For instance, a few of our competing sites have very un-friendly front page designs when it comes to looking at the site from the perspective of a google, yahoo or msn web crawler. Yet, they have a high page rank! Why? Because gamers around the world link to them because they know the name, the company and might even be in an affiliate program with them.

For a site startup, the front page needs to be more than a few pictures and a splattering of text. It needs to call your customers to action, show them why they want to use your site (testimonials for instance) and have a clean sales copy to let them know what you are all about. Larger companies (for example wal-mart) do not need this type of activity because they’re well established. Let’s face it, if wal-marts homepage was purely flash based or was just a big picture of a goat they’d still get millions of hits per day.

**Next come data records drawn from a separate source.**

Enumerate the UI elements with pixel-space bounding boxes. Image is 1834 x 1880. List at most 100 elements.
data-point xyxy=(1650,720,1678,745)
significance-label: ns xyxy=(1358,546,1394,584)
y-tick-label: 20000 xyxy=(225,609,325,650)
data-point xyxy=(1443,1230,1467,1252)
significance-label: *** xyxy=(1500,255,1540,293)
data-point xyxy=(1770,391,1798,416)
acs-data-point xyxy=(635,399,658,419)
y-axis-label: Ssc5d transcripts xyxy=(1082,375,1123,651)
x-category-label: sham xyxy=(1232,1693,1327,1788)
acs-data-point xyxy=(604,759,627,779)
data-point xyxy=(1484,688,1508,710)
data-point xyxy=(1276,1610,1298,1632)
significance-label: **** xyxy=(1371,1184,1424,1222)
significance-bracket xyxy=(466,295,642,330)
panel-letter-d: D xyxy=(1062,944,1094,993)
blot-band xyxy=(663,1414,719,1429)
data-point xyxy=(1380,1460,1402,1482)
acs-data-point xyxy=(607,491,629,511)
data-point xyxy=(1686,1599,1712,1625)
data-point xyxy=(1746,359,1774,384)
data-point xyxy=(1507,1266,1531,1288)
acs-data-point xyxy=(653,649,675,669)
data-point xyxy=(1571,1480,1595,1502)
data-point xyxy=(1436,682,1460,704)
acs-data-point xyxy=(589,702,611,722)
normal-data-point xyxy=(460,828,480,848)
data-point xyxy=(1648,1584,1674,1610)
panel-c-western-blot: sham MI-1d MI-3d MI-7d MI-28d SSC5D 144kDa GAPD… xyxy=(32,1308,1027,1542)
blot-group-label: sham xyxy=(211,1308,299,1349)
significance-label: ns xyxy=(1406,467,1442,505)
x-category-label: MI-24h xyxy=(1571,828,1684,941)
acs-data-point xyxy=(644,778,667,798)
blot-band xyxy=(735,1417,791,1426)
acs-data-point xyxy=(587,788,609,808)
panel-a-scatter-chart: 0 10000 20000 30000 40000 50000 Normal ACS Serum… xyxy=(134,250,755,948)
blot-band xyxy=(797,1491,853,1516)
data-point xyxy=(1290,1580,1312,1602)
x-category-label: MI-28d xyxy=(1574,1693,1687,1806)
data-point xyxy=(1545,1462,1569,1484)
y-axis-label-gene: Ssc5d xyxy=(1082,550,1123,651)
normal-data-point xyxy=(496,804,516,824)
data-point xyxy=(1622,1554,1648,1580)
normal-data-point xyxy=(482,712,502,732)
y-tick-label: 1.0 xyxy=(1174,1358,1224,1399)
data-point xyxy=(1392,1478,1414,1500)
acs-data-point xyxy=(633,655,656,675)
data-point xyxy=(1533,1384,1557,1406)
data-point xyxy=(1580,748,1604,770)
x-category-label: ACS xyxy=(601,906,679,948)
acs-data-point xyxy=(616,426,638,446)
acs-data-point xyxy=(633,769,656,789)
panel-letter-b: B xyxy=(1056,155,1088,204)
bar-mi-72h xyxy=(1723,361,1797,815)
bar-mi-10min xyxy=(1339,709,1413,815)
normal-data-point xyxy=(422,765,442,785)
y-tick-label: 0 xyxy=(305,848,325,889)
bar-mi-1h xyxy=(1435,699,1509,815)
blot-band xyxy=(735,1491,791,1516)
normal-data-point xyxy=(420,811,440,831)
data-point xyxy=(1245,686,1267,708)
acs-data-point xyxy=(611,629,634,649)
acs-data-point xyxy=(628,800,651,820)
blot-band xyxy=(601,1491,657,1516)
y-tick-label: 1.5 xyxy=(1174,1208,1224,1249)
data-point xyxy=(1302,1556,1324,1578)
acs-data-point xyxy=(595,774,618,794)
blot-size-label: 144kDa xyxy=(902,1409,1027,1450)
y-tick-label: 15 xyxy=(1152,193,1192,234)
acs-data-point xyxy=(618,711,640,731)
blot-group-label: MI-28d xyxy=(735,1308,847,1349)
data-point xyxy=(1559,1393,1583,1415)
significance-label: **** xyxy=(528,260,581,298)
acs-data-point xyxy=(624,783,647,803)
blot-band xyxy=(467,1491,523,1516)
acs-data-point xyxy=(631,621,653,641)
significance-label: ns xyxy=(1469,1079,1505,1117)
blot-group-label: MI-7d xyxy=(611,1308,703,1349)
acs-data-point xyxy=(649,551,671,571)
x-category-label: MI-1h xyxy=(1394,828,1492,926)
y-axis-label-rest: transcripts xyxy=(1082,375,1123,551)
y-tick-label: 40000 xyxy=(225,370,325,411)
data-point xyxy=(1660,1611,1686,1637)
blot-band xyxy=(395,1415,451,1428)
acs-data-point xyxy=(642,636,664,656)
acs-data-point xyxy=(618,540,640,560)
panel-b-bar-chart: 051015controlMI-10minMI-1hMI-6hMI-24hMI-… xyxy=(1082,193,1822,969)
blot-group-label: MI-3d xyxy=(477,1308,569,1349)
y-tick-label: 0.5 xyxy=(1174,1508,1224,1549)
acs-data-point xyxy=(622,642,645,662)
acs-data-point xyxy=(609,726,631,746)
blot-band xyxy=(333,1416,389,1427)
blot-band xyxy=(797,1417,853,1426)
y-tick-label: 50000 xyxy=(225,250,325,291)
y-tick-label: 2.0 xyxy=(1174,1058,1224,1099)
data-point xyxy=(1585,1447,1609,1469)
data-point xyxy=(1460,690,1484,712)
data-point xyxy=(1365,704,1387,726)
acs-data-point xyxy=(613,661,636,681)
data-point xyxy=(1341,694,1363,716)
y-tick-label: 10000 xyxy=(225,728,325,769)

You want to build a web presence? Don’t copy them - beat them; they’re site designs can be as bad or misguided because they know they’re only getting roughly 5% of their sales to come from the website (or so some say, it may be less). Drive by a walmart and count everyone that goes in and out of the store for an hour; you’ll tire quickly. Considering the amount of humans moving in and out of that store to those on the web, the brick & morter store is above and beyond that of their site. So, dressing up the store to be clean and tidy with a “nice design” is more important than their website design!

Look to sites that are highly web based, newegg.com for example or amazon.com. They strive to keep their computer savvy friends happy and allow for navigation that gets customers to the product and to the credit card screen in the least amount of clicks possible. This is your goal as well. You want to make sales, right?

Consider all your options, internet marketing techniques and whatever you do, don’t copy your competition unless they too are striving for a huge Internet market. They’re going to have an instant audience by their name alone - you are not.